PAMPHLET: PAM prediction HomoLogous-Enhancement toolkit for precise PAM prediction in CRISPR-Cas systems

J Genet Genomics. 2024 Nov 8:S1673-8527(24)00288-1. doi: 10.1016/j.jgg.2024.10.014. Online ahead of print.

Abstract

The CRISPR-Cas technology has revolutionized our ability to understand and engineer organisms, evolving from a singular Cas9 model to a diverse CRISPR toolbox. A critical bottleneck in developing new Cas proteins is identifying protospacer adjacent motif (PAM) sequences.
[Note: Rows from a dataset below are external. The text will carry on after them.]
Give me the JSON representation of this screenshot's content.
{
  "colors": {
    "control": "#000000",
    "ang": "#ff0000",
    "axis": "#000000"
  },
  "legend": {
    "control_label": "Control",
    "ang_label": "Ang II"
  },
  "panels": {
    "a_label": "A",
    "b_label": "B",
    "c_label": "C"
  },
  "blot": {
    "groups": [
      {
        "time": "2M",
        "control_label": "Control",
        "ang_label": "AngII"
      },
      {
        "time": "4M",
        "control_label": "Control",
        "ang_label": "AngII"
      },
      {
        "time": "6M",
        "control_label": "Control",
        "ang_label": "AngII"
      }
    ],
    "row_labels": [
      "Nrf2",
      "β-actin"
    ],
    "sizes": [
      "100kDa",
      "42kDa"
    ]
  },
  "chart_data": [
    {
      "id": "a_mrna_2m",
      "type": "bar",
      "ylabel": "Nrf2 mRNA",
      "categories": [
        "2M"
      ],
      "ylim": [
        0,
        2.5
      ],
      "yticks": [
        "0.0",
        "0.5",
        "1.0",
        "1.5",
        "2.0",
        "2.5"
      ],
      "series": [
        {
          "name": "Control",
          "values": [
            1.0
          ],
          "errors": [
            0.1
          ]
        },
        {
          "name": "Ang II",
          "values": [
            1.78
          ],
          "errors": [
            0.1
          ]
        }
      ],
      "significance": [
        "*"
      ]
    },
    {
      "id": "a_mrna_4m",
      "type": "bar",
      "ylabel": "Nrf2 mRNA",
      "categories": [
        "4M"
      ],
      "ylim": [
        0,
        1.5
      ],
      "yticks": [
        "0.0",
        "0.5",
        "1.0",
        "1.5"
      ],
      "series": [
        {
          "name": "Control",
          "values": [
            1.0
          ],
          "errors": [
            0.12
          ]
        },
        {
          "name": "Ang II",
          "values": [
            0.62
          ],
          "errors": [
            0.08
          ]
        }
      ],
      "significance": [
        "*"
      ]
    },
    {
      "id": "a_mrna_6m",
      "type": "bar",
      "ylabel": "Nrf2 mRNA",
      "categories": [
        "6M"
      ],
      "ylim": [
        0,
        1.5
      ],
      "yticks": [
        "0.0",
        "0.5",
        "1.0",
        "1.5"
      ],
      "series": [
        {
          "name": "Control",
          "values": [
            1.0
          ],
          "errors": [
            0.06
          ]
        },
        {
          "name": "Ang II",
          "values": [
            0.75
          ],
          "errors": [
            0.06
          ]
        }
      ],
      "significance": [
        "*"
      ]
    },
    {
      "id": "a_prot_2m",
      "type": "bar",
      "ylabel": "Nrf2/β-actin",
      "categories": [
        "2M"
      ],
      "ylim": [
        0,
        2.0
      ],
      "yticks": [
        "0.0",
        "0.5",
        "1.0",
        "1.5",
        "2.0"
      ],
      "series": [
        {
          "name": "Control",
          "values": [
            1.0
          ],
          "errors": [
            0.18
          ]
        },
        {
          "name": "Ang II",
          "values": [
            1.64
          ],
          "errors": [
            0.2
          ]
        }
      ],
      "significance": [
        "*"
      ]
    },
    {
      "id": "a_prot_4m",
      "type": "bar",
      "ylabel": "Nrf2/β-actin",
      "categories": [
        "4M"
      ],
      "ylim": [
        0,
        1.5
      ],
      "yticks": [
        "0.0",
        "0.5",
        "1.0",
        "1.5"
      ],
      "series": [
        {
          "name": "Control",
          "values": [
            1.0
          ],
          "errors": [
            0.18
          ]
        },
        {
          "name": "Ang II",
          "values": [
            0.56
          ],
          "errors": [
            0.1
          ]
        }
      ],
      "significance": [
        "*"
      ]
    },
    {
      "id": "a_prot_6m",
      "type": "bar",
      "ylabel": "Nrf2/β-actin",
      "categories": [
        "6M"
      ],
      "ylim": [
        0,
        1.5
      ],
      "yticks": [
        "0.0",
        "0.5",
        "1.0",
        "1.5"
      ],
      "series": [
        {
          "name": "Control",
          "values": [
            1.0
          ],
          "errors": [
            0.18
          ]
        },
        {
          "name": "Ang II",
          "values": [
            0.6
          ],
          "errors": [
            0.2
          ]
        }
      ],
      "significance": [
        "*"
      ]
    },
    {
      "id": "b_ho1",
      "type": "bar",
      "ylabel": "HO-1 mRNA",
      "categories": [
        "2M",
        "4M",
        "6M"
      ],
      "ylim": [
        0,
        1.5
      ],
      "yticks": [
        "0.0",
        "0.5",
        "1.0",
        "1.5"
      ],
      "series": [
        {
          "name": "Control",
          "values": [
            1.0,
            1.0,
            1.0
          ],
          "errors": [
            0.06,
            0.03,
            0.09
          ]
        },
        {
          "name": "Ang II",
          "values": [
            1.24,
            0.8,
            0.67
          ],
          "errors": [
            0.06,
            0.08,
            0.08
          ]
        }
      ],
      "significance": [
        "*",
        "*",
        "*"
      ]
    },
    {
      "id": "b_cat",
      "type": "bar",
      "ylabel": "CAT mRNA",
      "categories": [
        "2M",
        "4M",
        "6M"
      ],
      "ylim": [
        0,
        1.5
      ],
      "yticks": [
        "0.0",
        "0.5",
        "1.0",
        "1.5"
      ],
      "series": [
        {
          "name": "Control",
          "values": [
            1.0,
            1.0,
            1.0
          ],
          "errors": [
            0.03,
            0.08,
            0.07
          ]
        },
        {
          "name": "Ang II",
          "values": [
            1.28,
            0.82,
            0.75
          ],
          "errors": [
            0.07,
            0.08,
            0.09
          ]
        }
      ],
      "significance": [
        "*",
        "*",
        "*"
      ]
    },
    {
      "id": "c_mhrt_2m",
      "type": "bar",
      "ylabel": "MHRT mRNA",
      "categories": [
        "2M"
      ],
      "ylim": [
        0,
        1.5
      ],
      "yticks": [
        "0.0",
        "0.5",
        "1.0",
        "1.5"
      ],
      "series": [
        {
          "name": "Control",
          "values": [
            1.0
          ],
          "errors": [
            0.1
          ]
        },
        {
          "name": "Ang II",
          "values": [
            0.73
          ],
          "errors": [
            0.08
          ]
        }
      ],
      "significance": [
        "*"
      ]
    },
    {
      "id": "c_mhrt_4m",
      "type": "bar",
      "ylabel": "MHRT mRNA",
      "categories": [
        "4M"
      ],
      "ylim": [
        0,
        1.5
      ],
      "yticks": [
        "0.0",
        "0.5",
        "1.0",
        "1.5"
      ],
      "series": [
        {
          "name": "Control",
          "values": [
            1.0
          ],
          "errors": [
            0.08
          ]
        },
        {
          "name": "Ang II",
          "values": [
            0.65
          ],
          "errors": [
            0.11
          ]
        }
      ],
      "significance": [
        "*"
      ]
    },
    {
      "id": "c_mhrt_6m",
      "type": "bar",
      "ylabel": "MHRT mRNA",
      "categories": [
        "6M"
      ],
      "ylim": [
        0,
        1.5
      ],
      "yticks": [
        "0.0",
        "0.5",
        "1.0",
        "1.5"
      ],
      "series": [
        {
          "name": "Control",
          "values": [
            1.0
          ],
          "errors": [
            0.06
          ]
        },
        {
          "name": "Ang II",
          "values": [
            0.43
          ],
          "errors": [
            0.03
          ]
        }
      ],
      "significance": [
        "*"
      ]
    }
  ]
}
Due to the limitations of experimental methods, bioinformatics approaches have become essential. However, existing PAM prediction programs are limited by the small number of spacers in CRISPR-Cas systems, resulting in low accuracy. To address this, we develop PAMPHLET, a novel pipeline that uses homology searches to identify additional spacers, significantly increasing the number of spacers up to 18-fold. PAMPHLET is validated on 20 CRISPR-Cas systems and successfully predicts PAM sequences for 18 protospacers. These predictions are further validated using the DocMF platform, which characterizes protein-DNA recognition patterns via next-generation sequencing. The high consistency between PAMPHLET predictions and DocMF results for novel Cas proteins demonstrates potential of PAMPHLET to enhance PAM sequence prediction accuracy, expedite the discovery process, and accelerate the development of CRISPR tools.

Keywords: CRISPR-Cas; Computational framework; Genome editing; PAM prediction; Protospacer adjacent motif.